Some see this system as demeaning to the poor. The system would be more beneficial if it were accompanied by stronger government actions for improving the conditions of the poor, especially in the areas of health and education.
To talk of pastoral work in the present context is to talk as much about the field of social endeavours as about the work of direct evangelization.
Our goal is to alleviate the levels of poverty in which the people find themselves. At the same time, we are announcing and trying to bring about the Reign of God with the hope of a life of dignity for all. Our work includes:
- • The celebration of the Jubilee Year 2000, involving collaboration with youth, women, Indigenous, educators, businesses, non-governmental organizations, and basic Christian communities
• Catechism and the preparation and celebration of the Sacraments
• Work with youth, women, teachers, workers, in the cities and the rural areas
• The building of 200 housing units, with support from the Ecuadorian Bishops Conference, the Ministry of Social Services, and in a small way, from the beneficiaries themselves
• Improving the life of the poor by creating physical spaces where they can receive spiritual formation
• Improving agricultural production with the goal of increasing the family income
• Scholarships for 350 students
• Work with women and children with respect to their rights
• Nutrition projects in schools
• Production and commercialization of medicinal plants, and establishing of pharmacies and dispensaries
affordable to the local people
Scarboro lay missioner Julia Duarte is an Ecuadorian working in Riobamba with her husband Tom Walsh and their children.
In addition to pastoral work for the Diocese of Riobamba, Julia also teaches at Christ the Good Shepherd Seminary and is working on a special program of education directed at youth and women in urban centres of the diocese.
Building a new Ecuador
(Taken from an interview with Bishop Vicente Eguiguren, president of the Ecuadorian Bishops Conference. Reprinted from Ladoc.)
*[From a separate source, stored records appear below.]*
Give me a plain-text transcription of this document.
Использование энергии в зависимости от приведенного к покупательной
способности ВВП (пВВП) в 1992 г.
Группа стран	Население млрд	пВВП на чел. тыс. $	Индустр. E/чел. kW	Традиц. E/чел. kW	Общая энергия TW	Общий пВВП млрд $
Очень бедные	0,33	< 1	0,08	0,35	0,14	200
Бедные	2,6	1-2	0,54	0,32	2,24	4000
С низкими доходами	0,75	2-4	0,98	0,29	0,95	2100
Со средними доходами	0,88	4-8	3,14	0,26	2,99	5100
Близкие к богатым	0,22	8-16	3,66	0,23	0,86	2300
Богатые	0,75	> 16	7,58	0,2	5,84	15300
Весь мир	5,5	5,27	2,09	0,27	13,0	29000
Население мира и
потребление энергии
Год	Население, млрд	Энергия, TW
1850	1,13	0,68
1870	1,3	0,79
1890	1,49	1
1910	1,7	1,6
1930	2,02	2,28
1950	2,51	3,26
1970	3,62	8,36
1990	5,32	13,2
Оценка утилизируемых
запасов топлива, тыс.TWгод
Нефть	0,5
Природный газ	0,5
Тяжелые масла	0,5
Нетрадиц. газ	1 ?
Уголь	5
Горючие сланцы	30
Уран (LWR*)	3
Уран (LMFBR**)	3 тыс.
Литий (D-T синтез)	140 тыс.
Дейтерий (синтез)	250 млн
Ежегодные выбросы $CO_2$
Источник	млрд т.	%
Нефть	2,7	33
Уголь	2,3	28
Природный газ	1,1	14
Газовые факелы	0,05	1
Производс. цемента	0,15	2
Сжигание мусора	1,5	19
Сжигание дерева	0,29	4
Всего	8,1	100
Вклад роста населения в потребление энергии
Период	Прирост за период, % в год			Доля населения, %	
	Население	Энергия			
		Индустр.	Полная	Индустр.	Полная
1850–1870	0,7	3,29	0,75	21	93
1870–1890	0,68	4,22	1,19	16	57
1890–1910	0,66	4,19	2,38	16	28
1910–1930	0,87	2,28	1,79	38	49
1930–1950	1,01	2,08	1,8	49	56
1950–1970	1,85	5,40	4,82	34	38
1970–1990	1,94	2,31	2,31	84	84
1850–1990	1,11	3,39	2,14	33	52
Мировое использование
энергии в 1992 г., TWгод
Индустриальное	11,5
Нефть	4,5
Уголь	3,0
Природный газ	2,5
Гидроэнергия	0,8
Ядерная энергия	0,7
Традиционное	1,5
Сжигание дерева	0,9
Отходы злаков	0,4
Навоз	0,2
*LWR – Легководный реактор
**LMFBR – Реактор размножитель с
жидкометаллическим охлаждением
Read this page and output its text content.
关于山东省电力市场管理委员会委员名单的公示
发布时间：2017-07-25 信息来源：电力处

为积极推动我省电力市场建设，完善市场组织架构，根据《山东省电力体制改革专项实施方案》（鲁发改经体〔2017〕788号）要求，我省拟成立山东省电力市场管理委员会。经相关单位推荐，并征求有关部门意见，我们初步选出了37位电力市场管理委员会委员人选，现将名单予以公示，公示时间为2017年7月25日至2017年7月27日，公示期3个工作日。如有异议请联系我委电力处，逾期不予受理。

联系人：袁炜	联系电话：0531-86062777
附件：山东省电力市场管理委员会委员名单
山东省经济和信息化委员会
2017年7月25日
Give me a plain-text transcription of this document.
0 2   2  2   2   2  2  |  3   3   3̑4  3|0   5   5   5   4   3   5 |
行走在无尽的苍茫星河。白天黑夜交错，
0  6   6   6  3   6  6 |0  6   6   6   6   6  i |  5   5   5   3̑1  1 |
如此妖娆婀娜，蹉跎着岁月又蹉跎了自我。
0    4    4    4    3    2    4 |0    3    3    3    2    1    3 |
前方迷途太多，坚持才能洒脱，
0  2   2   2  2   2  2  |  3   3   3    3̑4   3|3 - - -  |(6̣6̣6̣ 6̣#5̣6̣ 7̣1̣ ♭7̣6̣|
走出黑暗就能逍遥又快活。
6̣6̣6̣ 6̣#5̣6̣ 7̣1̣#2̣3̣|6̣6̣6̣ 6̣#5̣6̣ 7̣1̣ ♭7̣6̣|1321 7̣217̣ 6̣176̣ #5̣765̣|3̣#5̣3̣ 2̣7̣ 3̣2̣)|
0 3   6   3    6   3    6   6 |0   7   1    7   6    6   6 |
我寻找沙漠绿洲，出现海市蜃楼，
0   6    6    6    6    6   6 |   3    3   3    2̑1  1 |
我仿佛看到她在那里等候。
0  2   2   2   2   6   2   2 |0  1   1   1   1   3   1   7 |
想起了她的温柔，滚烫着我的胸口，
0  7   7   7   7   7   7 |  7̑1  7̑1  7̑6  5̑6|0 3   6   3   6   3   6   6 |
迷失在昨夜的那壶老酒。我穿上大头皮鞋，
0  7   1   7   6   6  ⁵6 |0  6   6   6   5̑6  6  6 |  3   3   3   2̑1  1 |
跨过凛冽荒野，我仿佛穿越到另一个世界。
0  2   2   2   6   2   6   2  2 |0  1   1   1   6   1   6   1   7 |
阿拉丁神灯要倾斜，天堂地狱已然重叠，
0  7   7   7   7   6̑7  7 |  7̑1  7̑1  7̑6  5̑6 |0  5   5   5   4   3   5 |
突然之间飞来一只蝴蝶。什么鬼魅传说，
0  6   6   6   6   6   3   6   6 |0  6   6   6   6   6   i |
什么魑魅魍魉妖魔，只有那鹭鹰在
“...FIRST, there needs to be a new political culture in Ecuador...
Education in civic values is a fundamental point for long-term success.
SECOND, we need to insist on the unity of the nation. We need to avoid the fragmentation of the country...to focus on the natural and civic unity, which is the municipality...to reinforce municipalities, because that is where citizens are formed and the immediate problems, and solutions to problems, are analyzed.
THIRD, we need to strongly insist that the economic model is based on a human economy, an economy that is centred on the person...and the family.
FOURTH, we need to strengthen democracy...the right path is democracy, but it has to be improved and this is a daily task.”